I have heard of DBAs but what’s a Database “Architect”?
A DBA traditionally handles administrative tasks such as creating security accounts to access and manipulate the data, handling data migration between different states (Development / Quality Assurance / Production) , and handling higher-level policies. A Data Architect is someone who knows the data intimately and builds the data system being used. In a growing number of businesses this is an official separation of duties due to laws such as Sarbanes Oxley.
The Data Arch builds the database tables and relationships which are normalized (3NF) for speed and efficiency, creates triggers for monitoring the specific actions on those tables and then provides stored procedures and views for the users to access the data.
Aside from being a senior programmer, I have spent years in the position of data architect providing all of the above services as well as creating and managing a data hub layer that provides a single source to a business-logic level of programming objects that can be accessed via direct instantiation or remotely and return WSDL, JSON, or simply pass through structured or queried data. This has helped prevent SQL injection attacks, siloed data systems to prevent attacks through our database to other connected systems, and provided a controlled means to access our data across our entire business platform while preserving the flexibility of making unlimited changes to the data structure as growth demands it.
That sounds like a snoozer of a job!
On the contrary, I love database work! The position of Data Arch which I have occupied has been unique in that for our public websites, a majority of our data is a reflection of business data from across several business divisions, acting as a data warehouse and using our websites to report on that information as it is needed.

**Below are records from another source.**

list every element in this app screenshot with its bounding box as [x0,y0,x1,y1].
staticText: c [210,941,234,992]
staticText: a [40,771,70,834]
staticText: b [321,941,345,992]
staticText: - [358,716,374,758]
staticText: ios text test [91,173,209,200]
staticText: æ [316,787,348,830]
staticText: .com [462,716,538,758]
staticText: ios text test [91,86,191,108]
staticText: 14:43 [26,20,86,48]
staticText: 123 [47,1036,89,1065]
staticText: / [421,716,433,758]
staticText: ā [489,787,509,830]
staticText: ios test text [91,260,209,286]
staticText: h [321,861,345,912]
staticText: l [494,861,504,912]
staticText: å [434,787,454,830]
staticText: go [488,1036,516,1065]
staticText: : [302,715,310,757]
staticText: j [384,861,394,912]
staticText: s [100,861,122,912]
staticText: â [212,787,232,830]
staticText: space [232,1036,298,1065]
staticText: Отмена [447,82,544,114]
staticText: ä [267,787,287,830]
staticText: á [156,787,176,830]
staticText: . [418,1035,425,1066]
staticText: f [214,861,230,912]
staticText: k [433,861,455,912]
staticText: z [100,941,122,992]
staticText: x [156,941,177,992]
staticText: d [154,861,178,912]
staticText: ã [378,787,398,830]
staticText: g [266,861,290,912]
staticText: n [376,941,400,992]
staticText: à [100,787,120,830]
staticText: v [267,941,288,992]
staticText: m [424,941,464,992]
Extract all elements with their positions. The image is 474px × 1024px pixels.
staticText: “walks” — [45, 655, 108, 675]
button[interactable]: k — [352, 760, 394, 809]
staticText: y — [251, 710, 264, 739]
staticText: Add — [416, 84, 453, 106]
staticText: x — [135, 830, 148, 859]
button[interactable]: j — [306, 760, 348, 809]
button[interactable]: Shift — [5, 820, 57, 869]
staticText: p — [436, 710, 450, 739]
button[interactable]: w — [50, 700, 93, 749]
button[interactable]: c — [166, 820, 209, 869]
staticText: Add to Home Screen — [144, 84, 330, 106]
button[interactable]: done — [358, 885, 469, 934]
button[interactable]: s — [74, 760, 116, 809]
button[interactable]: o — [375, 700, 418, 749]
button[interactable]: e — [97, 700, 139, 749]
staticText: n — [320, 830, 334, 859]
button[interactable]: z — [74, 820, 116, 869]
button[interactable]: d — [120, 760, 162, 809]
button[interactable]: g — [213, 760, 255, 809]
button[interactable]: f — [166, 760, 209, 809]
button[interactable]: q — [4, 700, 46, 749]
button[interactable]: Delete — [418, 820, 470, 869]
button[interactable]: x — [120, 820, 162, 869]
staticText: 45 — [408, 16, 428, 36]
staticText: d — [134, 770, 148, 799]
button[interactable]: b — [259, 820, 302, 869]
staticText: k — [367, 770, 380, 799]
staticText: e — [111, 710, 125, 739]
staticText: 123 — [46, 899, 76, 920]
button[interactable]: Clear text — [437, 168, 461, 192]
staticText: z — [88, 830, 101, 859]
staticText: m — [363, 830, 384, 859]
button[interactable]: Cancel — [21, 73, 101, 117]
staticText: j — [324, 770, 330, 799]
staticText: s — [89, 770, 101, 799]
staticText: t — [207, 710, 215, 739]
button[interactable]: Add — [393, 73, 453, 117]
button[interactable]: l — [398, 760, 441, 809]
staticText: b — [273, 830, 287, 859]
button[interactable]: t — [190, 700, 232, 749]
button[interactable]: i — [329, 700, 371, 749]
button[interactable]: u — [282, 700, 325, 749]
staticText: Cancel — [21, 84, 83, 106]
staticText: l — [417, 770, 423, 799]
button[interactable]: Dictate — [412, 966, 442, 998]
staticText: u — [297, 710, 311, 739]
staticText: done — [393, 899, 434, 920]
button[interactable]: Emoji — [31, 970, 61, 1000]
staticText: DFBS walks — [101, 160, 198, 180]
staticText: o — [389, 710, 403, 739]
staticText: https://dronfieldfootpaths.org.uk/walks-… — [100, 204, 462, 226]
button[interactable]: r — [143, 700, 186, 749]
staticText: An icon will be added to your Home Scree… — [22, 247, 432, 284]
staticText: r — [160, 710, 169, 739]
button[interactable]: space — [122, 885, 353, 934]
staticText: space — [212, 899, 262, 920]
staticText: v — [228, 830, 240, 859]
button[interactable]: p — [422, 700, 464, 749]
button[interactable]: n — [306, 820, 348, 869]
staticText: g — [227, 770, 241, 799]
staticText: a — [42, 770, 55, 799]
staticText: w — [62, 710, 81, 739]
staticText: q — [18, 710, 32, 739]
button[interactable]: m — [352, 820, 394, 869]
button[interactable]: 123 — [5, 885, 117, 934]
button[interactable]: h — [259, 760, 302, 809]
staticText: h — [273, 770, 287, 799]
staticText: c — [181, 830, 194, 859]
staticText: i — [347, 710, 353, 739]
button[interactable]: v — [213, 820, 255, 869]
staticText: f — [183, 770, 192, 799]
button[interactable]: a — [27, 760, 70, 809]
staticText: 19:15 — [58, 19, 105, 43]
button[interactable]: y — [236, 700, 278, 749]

While it is not an officially orchestrated data warehouse with data marts or snowflake data constructs, it has provided me the opportunity to perform data mining and extract information about our customer’s interests, locale, and a number trends that lend to larger business decisions and market predictions. It is challenging at times but deeply rewarding.
Why do websites need such complex data administration and handling?
When I first started programming I didn’t realize it at the time but I treated data like flat records. For example, a user table would have a first name, last name and phone number. But what I didn’t realize was that I was wasting space. What if the user didn’t have a phone number? Empty field. What if that user had more than one phone number? Do I keep adding phone number fields? What if another table called “Billing accounts” also needed a Name and address. Sure I could link the two but if the user’s information changed in one table, what would guarantee it would change in other tables? When the same data is repeated in multiple tables it becomes a nightmare to keep up with.
Then there was how the data was accessed. We would write adhoc calls directly to tables from within the code. What if a field property would change, be removed, or if other fields were added. Then I would have to hunt down, across dozens of sites, all the places where the table was being accessed. What a headache!
Data corruption, wasted space, highly inefficient data structures and a herding of adhoc queries was a way of life and it's effects were reflected back on the users of the websites supported by that data. On a small scale it is manageable but on a large scale it is nearly impossible to control. In recent years I have unified access to data into a programming hub with a business logic layer which then connects to views and stored procedures. This reinforces code-reuse and makes management of large data systems more centralized. The user accesses the data as if it was a method in a class passing arguments as parameters and getting back query structures. More importantly this allows me to grow and change the database and so long as the output to the user is the same, the users wouldn't need to be bothered with the changes. The structure of the database is transparent to the user and as a result, can be changed with relative ease.